Feds could restrict Pacific Ocean fishing over endangered orcas, NOAA letter says
SEATTLE—The National Oceanic and Atmospheric Administration (NOAA) is taking a fresh look at whether new fishing restrictions are needed to help prevent the extinction of endangered southern resident killer whales that frequent Puget Sound.
New evidence of the fish the whales depend on and the risk posed to orcas by depleted prey has caused the agency to write a letter of guidance to the Pacific Fishery Management Council, indicating the agency is examining whether new restrictions are needed—particularly on fisheries in the lower Columbia and Sacramento rivers and on fall-run chinook salmon in the Klamath River.
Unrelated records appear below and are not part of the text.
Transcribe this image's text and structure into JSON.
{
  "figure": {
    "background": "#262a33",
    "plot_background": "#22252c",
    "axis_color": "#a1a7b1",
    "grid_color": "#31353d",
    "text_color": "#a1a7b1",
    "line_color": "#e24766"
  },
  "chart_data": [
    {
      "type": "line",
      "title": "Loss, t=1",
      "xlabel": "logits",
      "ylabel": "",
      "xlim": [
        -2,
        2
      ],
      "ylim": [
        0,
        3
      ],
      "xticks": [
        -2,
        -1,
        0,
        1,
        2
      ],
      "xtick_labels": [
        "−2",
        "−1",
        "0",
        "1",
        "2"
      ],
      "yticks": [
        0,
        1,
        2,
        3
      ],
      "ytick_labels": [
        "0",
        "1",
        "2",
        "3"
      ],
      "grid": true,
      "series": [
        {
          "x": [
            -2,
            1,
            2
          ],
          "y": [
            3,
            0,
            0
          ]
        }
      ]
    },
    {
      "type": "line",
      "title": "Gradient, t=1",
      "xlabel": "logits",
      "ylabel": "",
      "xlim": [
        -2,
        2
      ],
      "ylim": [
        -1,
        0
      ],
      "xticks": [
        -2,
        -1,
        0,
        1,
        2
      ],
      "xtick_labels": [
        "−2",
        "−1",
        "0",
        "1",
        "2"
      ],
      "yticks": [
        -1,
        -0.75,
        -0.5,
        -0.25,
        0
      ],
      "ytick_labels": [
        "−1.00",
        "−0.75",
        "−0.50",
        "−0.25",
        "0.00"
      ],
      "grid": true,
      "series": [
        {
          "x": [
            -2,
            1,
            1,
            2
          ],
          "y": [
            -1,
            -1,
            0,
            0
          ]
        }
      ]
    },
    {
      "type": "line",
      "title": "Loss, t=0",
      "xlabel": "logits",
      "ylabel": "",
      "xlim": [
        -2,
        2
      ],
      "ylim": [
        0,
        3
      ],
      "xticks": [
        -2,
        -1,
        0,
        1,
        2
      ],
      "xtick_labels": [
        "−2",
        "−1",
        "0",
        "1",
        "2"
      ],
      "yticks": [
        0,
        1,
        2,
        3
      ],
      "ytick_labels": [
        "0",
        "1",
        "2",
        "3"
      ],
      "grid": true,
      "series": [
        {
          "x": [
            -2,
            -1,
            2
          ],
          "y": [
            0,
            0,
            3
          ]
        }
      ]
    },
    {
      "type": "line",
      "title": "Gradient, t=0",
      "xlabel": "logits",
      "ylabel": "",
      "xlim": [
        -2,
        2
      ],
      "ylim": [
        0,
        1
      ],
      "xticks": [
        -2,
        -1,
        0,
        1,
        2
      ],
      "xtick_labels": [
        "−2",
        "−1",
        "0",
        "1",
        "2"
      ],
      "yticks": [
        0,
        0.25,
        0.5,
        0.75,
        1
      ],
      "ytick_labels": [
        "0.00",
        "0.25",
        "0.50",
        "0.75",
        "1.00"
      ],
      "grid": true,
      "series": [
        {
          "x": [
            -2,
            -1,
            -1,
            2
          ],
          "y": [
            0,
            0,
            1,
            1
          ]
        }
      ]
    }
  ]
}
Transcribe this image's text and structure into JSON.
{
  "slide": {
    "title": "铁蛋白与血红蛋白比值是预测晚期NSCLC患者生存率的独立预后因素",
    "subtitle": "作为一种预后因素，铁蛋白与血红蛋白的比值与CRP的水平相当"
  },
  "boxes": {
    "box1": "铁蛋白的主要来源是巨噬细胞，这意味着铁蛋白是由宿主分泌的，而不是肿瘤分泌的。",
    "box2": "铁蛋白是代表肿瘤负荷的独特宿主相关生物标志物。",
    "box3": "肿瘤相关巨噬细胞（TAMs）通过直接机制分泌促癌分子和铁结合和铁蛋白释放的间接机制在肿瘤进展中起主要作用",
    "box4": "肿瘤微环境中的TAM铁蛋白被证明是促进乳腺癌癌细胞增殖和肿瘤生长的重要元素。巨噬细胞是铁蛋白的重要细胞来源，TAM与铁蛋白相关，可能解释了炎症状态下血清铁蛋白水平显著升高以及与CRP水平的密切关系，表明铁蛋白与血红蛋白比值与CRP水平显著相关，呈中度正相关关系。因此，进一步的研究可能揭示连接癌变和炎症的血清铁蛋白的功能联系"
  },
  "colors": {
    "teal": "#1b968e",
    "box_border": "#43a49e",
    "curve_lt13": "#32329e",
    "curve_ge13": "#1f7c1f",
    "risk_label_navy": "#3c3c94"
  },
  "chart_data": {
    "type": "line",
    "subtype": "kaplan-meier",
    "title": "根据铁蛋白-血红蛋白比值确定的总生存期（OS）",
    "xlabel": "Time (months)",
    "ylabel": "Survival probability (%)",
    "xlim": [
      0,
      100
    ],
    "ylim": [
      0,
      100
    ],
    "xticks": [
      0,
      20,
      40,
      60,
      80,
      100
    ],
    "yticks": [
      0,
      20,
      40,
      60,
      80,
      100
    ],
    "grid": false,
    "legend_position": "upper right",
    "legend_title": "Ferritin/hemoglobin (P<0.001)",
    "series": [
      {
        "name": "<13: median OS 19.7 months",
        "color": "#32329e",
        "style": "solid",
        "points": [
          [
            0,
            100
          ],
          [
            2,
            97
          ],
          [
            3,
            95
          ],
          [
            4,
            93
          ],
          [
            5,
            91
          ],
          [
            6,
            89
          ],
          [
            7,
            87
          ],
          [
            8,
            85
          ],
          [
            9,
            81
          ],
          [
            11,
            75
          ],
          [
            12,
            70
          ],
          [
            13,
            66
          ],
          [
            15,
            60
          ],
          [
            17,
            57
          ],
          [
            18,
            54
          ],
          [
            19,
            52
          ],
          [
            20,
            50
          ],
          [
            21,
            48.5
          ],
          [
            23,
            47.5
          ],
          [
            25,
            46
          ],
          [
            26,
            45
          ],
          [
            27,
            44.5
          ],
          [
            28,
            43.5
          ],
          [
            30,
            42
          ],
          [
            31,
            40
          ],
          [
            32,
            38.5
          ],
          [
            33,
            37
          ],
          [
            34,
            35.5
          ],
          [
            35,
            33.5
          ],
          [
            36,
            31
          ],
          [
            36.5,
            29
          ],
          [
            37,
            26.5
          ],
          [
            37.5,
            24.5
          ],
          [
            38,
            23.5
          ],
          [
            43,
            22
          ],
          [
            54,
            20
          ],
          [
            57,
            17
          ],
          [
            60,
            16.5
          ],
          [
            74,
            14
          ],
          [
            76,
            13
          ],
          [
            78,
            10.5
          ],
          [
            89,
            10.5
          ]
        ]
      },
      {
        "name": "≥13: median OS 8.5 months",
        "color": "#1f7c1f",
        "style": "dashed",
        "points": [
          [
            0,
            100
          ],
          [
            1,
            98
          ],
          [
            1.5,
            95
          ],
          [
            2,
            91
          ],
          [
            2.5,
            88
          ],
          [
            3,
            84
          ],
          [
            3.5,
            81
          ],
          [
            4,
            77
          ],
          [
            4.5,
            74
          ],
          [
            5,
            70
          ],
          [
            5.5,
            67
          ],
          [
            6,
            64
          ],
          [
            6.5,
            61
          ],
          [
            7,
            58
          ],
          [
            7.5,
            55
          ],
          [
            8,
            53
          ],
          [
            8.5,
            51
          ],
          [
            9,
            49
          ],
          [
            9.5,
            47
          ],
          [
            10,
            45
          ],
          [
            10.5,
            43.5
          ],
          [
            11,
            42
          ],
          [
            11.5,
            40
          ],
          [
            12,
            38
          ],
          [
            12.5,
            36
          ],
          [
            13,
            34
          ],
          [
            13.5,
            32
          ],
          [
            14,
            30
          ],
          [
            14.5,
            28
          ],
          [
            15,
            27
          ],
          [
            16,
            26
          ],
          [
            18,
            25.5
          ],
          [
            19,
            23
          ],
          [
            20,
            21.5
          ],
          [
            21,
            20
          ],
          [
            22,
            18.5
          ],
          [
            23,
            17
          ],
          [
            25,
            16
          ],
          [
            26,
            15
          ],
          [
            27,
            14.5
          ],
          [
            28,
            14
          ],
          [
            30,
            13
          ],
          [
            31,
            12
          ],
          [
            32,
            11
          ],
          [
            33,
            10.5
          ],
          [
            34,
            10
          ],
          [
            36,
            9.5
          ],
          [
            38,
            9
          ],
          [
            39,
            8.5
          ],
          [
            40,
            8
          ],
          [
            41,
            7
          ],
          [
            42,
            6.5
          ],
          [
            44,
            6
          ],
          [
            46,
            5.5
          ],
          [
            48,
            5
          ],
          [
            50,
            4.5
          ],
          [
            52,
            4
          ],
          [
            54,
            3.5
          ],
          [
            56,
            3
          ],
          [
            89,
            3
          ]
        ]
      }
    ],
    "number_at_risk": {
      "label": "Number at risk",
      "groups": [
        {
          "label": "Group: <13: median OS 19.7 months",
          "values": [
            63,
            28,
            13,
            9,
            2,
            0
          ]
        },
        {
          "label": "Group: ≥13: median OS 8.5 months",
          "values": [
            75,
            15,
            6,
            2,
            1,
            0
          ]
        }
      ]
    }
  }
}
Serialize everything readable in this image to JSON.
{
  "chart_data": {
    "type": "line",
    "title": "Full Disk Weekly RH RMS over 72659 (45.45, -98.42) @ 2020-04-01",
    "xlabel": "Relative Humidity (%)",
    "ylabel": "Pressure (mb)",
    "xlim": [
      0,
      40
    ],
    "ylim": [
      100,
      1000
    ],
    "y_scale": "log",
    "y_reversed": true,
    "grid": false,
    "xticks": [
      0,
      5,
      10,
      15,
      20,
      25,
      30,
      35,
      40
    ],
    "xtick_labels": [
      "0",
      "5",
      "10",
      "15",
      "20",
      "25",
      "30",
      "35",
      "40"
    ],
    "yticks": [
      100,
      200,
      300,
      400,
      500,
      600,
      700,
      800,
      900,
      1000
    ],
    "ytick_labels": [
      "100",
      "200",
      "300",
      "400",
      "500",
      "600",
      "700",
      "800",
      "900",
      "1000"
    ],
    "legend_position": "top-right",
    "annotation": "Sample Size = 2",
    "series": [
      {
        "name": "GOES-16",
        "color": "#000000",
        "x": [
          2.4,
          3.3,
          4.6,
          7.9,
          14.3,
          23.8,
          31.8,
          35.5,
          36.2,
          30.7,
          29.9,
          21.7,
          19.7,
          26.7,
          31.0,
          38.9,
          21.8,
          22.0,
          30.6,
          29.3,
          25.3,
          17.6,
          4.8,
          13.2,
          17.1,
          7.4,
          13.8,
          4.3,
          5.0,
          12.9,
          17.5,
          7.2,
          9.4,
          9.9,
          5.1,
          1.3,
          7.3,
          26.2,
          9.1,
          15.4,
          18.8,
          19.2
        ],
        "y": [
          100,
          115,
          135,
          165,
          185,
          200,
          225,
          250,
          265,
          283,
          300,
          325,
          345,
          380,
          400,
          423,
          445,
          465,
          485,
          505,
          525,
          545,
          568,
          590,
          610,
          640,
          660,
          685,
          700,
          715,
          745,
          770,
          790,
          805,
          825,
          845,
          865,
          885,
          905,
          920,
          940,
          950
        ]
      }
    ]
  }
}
The council is one of eight regional entities across the nation that sets fishing seasons off the coasts of Washington, Oregon and California on a wide variety of species, including salmon.
The agency in 2009 concluded fisheries did not jeopardize the survival and recovery of killer whales.
But since 2009, "a substantial amount of new information is available on SRKW and their prey," NOAA Regional Administrator Barry Thom wrote to Phil Anderson, chairman of the council, on Wednesday.
Therefore, the agency is going to initiate a new look at fisheries regulated by the council this year.
That process is intended to result in fishing that lessens the impact on prey targeted by the whales. Possibilities include restrictions in time and places when fishermen and whales most intersect, or season closures.